Birds and context-free grammars

Swans are not known for their beautiful song. (details on Flickr)

A lecturer once claimed that birdsongs conform to a formal grammar. I didn’t ask about it then, but I’ve thought about it many times since.

Birdsongs and human languages have certain similarity. For example, the brain structures used for producing them are similar, and both humans and birds go through a “babbling” stage in their infancy when learning to speak and sing. Could it be that birdsongs have grammatically as complex structure as human languages?

While studying something else, I stumbled upon an article that gestures towards the answer “no”.

There’s an earlier paper by Abe and Watanabe that claims that Bengalese finches can learn to discriminate songs based on a context-free grammar (CFG). Beckers et al. claim that the experiment design is flawed and the matching on acousting similarity is more likely explanation. My understanding is that this is the general state of the research: there have been attempts to show that birds can learn CFGs, but the so far the evidence is not convincing.

There’s even a book called Birdsong, Speech, and Language with several chapters on this issue. I haven’t read it, but maybe it would have some answers for me.

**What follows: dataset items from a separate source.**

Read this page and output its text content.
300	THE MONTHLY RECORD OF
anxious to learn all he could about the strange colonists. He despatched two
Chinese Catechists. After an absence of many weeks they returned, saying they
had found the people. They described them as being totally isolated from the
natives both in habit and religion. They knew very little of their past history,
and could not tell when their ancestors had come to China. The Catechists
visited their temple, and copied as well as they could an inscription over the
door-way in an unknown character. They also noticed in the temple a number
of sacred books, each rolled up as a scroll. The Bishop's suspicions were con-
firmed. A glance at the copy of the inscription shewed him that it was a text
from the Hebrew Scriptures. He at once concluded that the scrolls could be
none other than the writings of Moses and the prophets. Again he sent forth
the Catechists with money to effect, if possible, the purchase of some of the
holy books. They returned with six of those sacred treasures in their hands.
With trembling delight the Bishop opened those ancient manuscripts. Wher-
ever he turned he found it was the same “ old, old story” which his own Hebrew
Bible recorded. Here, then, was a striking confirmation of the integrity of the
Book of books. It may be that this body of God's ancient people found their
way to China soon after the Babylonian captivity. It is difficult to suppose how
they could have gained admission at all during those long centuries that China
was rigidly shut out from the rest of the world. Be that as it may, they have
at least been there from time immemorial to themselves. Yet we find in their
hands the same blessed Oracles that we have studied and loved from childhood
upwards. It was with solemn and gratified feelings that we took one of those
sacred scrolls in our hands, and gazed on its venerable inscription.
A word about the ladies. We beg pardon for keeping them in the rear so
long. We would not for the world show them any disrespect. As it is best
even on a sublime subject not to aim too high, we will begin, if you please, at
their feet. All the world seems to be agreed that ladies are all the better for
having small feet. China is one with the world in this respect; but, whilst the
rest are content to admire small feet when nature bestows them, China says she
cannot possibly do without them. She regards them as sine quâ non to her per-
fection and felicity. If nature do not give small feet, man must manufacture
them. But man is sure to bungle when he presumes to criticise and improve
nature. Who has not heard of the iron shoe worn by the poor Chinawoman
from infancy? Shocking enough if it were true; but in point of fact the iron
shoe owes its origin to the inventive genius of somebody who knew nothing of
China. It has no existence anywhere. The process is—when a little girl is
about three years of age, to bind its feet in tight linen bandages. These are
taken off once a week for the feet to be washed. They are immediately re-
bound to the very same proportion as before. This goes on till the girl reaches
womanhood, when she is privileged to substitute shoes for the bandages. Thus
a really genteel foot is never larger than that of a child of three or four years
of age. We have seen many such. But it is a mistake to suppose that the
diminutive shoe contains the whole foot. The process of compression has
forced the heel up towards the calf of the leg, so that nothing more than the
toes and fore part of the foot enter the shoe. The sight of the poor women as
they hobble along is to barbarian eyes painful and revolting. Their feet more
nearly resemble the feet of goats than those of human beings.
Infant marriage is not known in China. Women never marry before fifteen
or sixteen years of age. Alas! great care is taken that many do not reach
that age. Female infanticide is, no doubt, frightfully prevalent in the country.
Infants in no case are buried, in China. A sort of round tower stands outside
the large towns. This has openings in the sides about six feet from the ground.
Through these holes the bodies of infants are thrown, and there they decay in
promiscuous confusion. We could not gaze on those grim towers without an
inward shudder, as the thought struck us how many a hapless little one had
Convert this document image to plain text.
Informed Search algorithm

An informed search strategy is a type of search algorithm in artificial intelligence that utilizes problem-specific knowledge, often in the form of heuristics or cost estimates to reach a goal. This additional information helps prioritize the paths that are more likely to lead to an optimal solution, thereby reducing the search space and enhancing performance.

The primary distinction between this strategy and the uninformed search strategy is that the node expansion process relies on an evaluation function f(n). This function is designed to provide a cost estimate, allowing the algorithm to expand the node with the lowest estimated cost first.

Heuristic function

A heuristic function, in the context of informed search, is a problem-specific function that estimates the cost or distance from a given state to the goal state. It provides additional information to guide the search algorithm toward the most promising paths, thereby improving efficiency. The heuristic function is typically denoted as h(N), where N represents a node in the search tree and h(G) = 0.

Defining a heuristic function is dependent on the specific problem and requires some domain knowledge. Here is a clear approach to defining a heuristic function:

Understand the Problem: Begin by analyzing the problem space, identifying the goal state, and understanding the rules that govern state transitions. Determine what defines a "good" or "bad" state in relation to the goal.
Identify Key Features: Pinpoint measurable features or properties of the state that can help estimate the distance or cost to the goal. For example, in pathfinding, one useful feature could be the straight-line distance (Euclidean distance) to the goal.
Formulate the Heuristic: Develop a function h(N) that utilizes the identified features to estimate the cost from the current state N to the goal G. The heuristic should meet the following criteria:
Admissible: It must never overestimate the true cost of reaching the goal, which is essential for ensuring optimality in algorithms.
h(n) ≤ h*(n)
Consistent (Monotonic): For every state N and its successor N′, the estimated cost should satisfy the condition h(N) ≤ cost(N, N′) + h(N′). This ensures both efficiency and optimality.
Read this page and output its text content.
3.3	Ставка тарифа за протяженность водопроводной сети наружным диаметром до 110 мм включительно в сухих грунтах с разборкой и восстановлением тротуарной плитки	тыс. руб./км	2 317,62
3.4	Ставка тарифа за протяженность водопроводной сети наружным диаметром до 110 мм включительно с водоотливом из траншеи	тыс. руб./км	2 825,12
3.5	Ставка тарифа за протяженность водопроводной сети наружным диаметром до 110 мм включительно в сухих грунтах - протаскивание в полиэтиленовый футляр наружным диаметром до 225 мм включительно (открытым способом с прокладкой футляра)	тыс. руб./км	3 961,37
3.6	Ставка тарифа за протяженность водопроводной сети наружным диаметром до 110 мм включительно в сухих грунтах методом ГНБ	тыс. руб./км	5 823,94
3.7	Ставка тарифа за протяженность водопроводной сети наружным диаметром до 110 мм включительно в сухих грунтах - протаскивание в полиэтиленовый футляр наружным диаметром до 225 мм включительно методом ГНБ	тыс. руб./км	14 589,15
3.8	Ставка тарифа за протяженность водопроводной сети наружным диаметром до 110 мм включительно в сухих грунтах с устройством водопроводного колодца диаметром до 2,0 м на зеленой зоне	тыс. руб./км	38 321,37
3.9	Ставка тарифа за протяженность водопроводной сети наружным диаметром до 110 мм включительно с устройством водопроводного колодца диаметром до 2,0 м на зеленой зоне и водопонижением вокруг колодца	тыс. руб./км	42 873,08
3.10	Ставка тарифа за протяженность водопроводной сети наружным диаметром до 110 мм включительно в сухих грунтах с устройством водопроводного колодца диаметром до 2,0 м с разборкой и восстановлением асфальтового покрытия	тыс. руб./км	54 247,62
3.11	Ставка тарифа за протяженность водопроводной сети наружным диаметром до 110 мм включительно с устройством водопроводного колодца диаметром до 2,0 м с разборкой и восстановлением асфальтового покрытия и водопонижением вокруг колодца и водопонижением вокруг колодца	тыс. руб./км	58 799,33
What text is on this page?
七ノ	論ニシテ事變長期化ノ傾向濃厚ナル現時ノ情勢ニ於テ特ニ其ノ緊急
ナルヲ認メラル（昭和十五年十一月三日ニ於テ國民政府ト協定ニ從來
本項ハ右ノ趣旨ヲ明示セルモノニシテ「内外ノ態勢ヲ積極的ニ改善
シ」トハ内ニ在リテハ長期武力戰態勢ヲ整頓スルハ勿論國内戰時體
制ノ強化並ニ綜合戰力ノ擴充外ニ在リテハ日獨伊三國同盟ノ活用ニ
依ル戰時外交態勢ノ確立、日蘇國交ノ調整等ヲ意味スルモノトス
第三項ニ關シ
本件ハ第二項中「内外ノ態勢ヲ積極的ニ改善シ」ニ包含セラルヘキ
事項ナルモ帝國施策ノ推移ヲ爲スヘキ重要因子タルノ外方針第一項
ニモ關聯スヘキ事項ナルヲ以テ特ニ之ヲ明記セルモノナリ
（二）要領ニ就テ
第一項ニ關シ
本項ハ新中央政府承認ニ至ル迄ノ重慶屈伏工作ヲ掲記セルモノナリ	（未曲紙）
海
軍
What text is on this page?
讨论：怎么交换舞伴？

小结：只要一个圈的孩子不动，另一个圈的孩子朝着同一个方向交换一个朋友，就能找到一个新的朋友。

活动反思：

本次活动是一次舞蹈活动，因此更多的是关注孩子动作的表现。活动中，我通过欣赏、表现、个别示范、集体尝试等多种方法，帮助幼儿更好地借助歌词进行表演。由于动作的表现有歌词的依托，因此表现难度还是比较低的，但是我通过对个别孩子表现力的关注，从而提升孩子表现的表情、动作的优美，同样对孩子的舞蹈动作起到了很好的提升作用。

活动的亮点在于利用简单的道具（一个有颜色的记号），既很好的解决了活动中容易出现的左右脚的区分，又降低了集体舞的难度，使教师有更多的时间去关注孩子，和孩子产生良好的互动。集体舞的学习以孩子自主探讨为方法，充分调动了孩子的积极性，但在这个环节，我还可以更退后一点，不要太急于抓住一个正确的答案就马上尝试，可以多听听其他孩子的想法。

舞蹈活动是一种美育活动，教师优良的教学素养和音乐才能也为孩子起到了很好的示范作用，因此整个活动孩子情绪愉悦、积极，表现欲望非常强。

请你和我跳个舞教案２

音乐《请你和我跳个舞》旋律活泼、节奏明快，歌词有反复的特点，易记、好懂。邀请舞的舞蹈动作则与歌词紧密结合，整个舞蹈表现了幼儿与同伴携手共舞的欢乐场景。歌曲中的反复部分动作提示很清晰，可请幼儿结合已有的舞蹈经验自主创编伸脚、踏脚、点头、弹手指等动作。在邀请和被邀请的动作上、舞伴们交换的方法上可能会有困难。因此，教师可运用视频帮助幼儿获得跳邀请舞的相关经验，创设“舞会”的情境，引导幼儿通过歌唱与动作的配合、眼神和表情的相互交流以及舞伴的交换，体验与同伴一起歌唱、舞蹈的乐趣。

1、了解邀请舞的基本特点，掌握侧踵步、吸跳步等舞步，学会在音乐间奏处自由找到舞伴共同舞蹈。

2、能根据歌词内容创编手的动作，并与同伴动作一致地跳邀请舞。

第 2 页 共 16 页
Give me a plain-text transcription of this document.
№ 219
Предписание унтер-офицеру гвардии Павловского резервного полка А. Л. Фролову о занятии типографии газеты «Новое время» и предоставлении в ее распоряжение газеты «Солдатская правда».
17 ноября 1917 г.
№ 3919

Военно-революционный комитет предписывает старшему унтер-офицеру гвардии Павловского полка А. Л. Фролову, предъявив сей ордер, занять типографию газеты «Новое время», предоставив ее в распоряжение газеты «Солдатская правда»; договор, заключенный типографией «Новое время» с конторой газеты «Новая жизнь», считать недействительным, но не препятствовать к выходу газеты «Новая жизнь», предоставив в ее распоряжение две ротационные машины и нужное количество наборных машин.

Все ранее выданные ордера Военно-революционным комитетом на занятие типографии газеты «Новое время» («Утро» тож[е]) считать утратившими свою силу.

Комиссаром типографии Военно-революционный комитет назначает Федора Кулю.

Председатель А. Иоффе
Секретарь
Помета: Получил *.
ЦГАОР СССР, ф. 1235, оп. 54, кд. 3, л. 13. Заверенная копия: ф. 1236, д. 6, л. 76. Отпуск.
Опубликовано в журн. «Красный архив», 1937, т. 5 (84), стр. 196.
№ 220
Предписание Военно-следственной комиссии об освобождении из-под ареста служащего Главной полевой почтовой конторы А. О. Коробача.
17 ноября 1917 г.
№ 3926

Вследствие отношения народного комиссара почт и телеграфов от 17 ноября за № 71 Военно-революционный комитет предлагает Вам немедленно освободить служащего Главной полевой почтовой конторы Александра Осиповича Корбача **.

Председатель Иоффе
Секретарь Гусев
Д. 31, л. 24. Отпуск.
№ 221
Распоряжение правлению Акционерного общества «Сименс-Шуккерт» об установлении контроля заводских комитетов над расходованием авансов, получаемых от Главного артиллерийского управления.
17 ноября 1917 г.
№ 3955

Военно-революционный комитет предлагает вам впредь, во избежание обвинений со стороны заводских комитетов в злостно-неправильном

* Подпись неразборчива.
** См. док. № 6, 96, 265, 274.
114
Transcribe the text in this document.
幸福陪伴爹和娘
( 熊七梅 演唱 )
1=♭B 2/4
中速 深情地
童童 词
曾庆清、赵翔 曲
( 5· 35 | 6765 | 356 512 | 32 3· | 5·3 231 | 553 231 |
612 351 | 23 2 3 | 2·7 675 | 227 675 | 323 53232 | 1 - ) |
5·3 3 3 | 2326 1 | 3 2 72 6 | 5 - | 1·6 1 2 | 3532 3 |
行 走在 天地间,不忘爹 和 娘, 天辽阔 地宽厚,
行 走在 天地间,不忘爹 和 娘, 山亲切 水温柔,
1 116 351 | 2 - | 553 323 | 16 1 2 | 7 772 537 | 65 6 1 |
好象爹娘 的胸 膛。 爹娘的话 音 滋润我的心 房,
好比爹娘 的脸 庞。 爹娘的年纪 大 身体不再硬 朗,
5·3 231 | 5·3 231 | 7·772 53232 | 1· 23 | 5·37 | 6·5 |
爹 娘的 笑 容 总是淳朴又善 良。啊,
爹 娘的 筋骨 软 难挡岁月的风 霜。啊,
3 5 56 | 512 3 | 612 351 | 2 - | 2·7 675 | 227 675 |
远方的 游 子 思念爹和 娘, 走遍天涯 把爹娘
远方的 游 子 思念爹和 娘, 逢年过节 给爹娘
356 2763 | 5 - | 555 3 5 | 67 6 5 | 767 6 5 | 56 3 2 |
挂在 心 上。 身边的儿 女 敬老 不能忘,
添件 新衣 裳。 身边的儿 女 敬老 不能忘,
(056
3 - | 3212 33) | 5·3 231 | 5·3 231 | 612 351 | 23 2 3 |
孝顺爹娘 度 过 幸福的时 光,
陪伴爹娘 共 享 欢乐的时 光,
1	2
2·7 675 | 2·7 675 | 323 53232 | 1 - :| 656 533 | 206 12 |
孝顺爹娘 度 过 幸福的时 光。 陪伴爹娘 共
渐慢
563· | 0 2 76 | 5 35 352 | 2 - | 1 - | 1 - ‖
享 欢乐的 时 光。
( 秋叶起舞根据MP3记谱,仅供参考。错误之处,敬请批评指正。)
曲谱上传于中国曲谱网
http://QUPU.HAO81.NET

My hunch is that many birdsongs have regular grammar. This gave me an idea that maybe you could generate novel birdsongs with a Markov chain. Split a large collection of song recordings into syllables, cluster them based on the acoustic similarity, create a Markov chain from them and produce new songs.

When I tried to do this, I wasn’t able to figure out the clustering. I think it could be done if I just knew a bit more about pattern recognition. I made this webtoy, though.